Monday, November 19, 2007

Lead us into temptation, by James B. Twitchell

Lead us into temptation, by James B. Twitchell

A powerful look at why we are consumers, and what commercial products and their lure mean to us as a society. “Born to shop” is not just a motto; it’s a basis for American lifestyle choices. Twitchell has researched how shopping makes us feel, and how that relates to being part of the group, being safe, and being treated deferentially. I especially enjoyed reading about how people like Tommy Hilfiger scope out what’s happening “on the street” by sending teens out with videocams (cell phones) to report back. Just a reminder: you can relieve stress, be part of the group that you feel closest to, leave with a pile of things that excite and delight you, and not spend a dime by visiting the library to “shop.”

2 comments:

News is Good said...

I fell across this after reading Twitchell's book. I would just like to add that the defining characteristic of the book is that Twitchell immediately and repeatedly denounces all those who say that consumerism is fake (e.g. it is foisted on us and doesn't make us happy) and says that, in the reverse, consumerism is what we want and does make us happy.

He offers no evidence for these claims, and really ends up making the polar opposite case to the ones he has already derided - meaning that he falls prey to his own criticisms. There are plenty of examples of people who consume unhappily. There are plenty of exapmles of people who do not consume happily. He does not attempt to explain these (except to villify such people). While it must be accepted that many people do want to consume, he does not stop to consider whether people can want what is actually not in their best interests.

He ends up by buying an expensive car, saying that he enjoyed this consumerism and did it knowing fully well what was happening, yet says that now he wants to buy a new one.
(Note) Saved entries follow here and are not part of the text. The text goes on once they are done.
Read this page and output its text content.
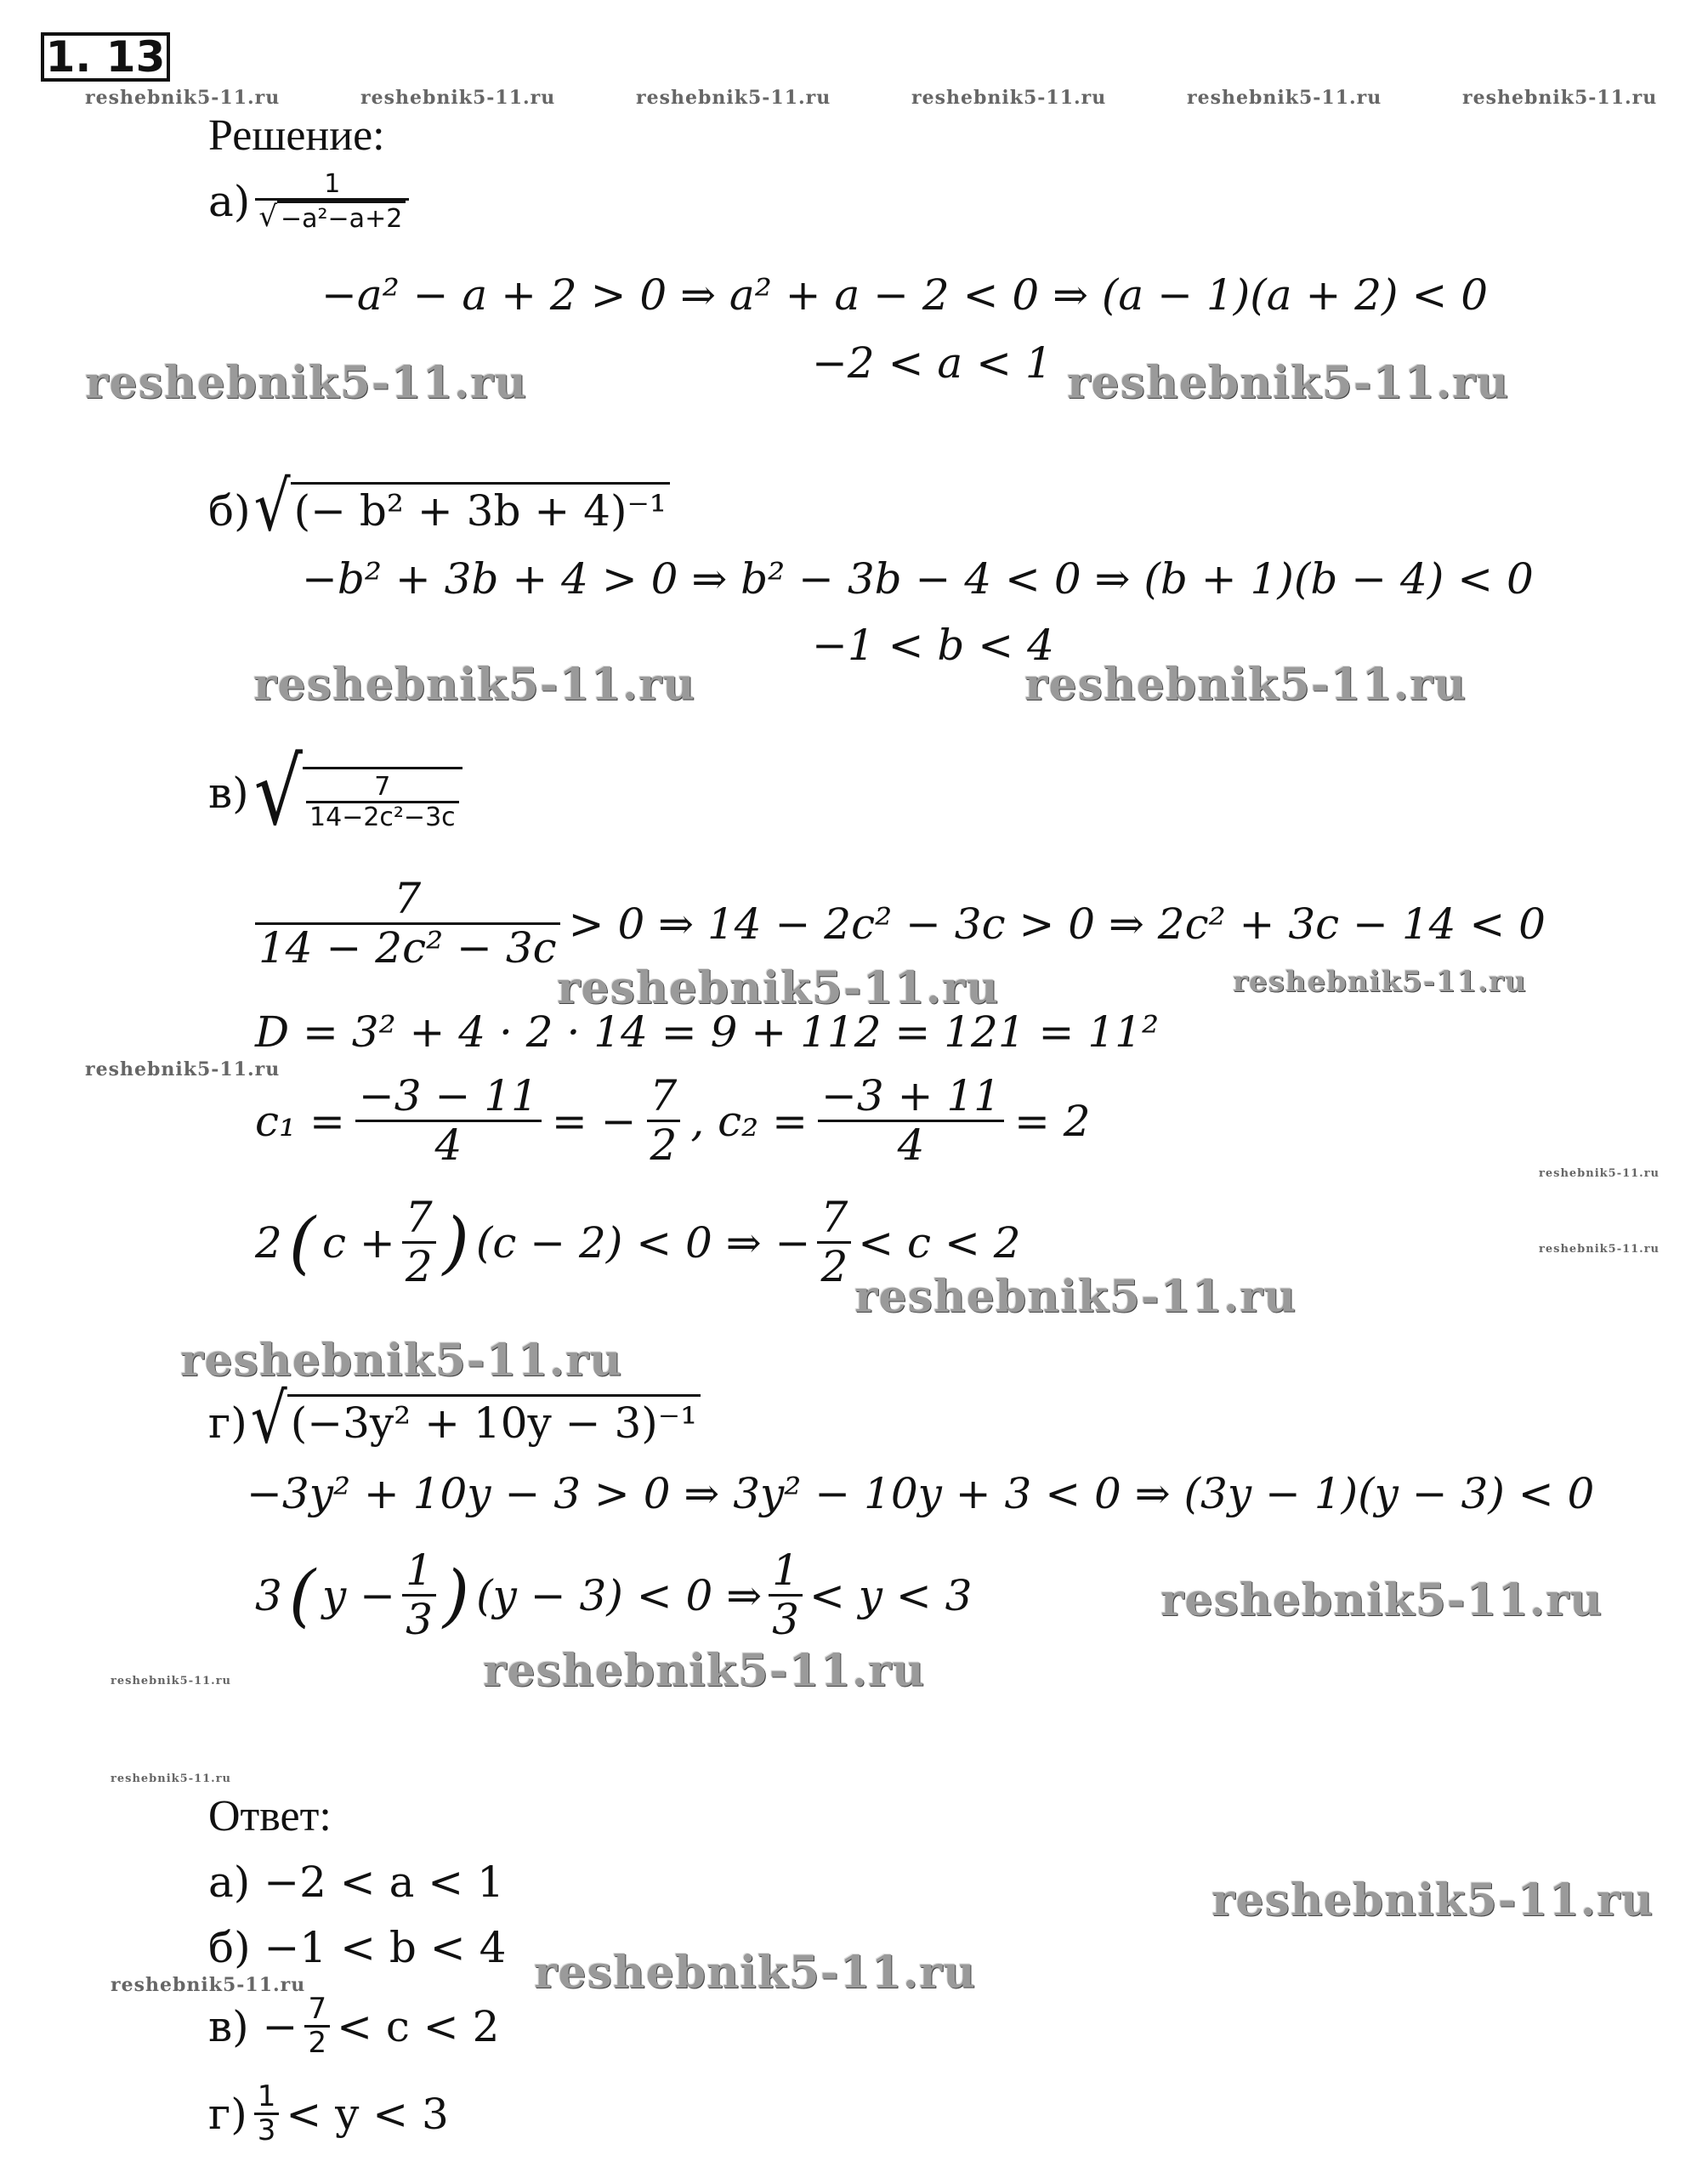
1. 13
reshebnik5-11.ru	reshebnik5-11.ru	reshebnik5-11.ru	reshebnik5-11.ru	reshebnik5-11.ru	reshebnik5-11.ru
Решение:
$а) \frac{1}{\text{√ −a²−a+2}}$
−a² − a + 2 > 0 ⇒ a² + a − 2 < 0 ⇒ (a − 1)(a + 2) < 0
−2 < a < 1
reshebnik5-11.ru	reshebnik5-11.ru
б) √ (− b² + 3b + 4)⁻¹
−b² + 3b + 4 > 0 ⇒ b² − 3b − 4 < 0 ⇒ (b + 1)(b − 4) < 0
−1 < b < 4
reshebnik5-11.ru	reshebnik5-11.ru
в) √ $\frac{7}{\text{14−2c²−3c}}$
$\frac{7}{\text{14 − 2c² − 3c}} > 0$ ⇒ 14 − 2c² − 3c > 0 ⇒ 2c² + 3c − 14 < 0
reshebnik5-11.ru	reshebnik5-11.ru
D = 3² + 4 · 2 · 14 = 9 + 112 = 121 = 11²
reshebnik5-11.ru
$c_1 = \frac{-3 - 11}{4}$ = − $\frac{7}{2}$ , $c_2 = \frac{-3 + 11}{4} = 2$
reshebnik5-11.ru
2 ( $c + \frac{7}{2}$ ) (c − 2) < 0 ⇒ − $\frac{7}{2} < c < 2$	reshebnik5-11.ru
reshebnik5-11.ru
reshebnik5-11.ru
г) √ (−3y² + 10y − 3)⁻¹
−3y² + 10y − 3 > 0 ⇒ 3y² − 10y + 3 < 0 ⇒ (3y − 1)(y − 3) < 0
3 ( $y - \frac{1}{3}$ ) (y − 3) < 0 ⇒ $\frac{1}{3} < y < 3$	reshebnik5-11.ru
reshebnik5-11.ru
reshebnik5-11.ru
reshebnik5-11.ru
Ответ:
а) −2 < a < 1	reshebnik5-11.ru
б) −1 < b < 4 reshebnik5-11.ru
reshebnik5-11.ru
$в) - \frac{7}{2} < c < 2$
$г) \frac{1}{3} < y < 3$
It is hard to figure out whether he really enjoyed the consumerism of buying a car or is saying he did for the book.

News is Good said...

May I also add, further to my previous comment, that Twitchell argues elsewhere that materialism and consuming is better than religion ("The great con game when we had very few things was the promised pie in the sky", by which he means we used to suffer in poverty because we believed in God):

"Really, what's happened is that we've moved all those promises down here into this world. I don't know if this works or not. But who cares whether it works. We believe it works. We think things make us happy. My personal view is probably .0001 percent of that is true."
http://www.stayfreemagazine.org/archives/16/twitchell2.html

Twitchell's defence of consuming and materialism is that, "hey, it's 0.0001 more truthful than religion". Not the sort of truthfulness quantity I expect to get from life.